O lugar à mesa da lembrança, primeiro: no jantar de 31 de outubro ou de 1º de novembro, acenda uma vela por alguém de quem você sente falta, traga uma foto e conte uma história dessa pessoa em voz alta ou no seu caderno. É a versão suave de um costume folclórico difundido, e muitas vezes é um momento mais alegre do que se imagina.

Depois, o inventário dos fins: anote no seu diário três coisas que terminaram este ano, e o que cada uma liberou de espaço. Por fim, a cozinha de estação: um prato de abóbora, maçãs assadas, nozes; e, se houver crianças por perto, uma lanterna esculpida juntos. Halloween e Samhain podem perfeitamente dividir a mesma noite, o carnaval para a casa, a memória para você.

Sua mesa e sua estação

O Samhain cai no coração do outono do hemisfério norte: colheitas recolhidas, folhas no chão, primeiras geadas. A mesa acompanha: abóboras e morangas, maçãs e peras, nozes e castanhas, sidra ou suco quente com especiarias. Na decoração, o que a estação já dá basta: folhas apanhadas, galhos nus, velas em lanternas.

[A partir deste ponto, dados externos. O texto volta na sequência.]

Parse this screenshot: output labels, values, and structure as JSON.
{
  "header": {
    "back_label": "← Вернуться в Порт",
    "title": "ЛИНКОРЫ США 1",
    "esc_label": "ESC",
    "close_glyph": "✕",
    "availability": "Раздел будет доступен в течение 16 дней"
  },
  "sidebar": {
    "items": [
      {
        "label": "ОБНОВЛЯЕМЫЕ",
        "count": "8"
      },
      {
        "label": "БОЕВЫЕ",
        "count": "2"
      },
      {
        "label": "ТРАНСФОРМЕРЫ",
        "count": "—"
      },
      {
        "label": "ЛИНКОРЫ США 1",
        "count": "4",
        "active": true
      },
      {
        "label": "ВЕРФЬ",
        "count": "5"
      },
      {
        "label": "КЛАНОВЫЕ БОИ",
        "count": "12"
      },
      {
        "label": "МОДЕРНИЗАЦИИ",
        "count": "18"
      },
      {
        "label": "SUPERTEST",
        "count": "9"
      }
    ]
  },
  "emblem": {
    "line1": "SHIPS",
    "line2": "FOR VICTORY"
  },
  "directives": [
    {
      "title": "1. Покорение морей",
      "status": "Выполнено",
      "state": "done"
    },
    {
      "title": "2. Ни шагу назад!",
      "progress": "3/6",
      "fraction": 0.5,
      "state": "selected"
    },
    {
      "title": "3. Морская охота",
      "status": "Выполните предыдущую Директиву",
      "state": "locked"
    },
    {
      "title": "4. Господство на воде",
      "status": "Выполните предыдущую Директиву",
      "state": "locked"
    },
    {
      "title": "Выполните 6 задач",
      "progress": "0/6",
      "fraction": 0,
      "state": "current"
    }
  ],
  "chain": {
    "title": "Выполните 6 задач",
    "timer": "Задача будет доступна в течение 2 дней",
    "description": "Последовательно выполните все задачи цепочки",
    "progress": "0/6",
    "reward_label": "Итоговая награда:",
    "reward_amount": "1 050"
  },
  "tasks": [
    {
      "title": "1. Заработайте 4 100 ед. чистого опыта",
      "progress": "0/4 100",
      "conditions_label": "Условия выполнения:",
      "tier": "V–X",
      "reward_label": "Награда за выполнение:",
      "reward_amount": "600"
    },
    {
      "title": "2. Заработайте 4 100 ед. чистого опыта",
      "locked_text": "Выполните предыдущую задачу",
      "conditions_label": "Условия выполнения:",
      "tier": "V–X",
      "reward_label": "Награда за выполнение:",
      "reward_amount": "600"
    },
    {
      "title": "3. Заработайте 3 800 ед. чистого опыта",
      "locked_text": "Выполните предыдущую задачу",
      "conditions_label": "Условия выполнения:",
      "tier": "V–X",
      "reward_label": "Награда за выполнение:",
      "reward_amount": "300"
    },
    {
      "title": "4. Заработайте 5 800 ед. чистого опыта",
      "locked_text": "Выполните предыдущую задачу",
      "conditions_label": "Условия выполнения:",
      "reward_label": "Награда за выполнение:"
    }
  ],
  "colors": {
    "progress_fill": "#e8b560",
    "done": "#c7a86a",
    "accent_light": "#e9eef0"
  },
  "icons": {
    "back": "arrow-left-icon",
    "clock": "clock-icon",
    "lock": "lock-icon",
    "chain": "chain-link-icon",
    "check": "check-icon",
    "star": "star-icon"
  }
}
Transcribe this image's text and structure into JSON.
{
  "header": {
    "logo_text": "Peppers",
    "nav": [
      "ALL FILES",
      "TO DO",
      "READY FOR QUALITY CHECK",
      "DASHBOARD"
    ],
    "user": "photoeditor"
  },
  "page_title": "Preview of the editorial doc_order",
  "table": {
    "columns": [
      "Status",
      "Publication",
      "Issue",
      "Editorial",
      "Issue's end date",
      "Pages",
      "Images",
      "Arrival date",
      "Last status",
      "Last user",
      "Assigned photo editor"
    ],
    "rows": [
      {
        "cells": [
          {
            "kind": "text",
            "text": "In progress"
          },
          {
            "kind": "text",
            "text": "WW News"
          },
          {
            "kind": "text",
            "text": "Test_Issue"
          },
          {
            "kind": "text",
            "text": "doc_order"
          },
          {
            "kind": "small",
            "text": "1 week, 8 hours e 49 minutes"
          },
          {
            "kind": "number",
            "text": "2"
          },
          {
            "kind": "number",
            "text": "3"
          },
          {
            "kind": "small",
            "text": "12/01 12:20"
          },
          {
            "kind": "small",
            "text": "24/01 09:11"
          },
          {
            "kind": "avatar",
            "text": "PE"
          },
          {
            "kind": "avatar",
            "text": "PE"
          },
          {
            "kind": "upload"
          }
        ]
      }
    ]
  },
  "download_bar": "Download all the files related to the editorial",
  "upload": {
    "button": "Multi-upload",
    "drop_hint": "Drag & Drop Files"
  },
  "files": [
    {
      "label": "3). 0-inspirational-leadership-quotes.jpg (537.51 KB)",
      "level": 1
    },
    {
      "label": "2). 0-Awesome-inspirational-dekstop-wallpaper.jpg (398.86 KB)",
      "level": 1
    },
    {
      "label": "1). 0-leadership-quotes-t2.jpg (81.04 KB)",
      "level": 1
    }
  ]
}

No hemisfério sul, a mesma data cai na primavera: os praticantes daqui celebram o Beltane no fim de outubro e deslocam o Samhain para o começo de maio. Se você vive aqui, siga as suas estações: é a lógica profunda da roda.

Perguntas frequentes

Samhain e Halloween são a mesma coisa?
Mesma raiz, dois ramos. O Halloween descende do Samhain pela vigília de Todos os Santos (All Hallows’ Eve) e pela emigração irlandesa para a América: é o ramo carnaval, fantasias e doces. O Samhain contemporâneo é o ramo calmo: memória, balanço do ano, mesa de estação. Os dois podem dividir a mesma noite.
Como se pronuncia “Samhain”?
À irlandesa, algo como “SÁU-en”, com a tônica na primeira sílaba; em português, muita gente diz “sou-in”, bem perto disso. A pronúncia “sam-rãin”, em que se lê cada letra como está escrita, entrou no uso comum, mas faz os falantes de irlandês sorrirem.
O “véu que se afina” é real?
É uma imagem. Os relatos irlandeses medievais descrevem o Samhain como uma noite porosa entre os mundos, e a prática moderna a transformou numa metáfora: a da memória que sobe na entrada da estação escura. Você pode usá-la como tal, sem pedir mais nada dela.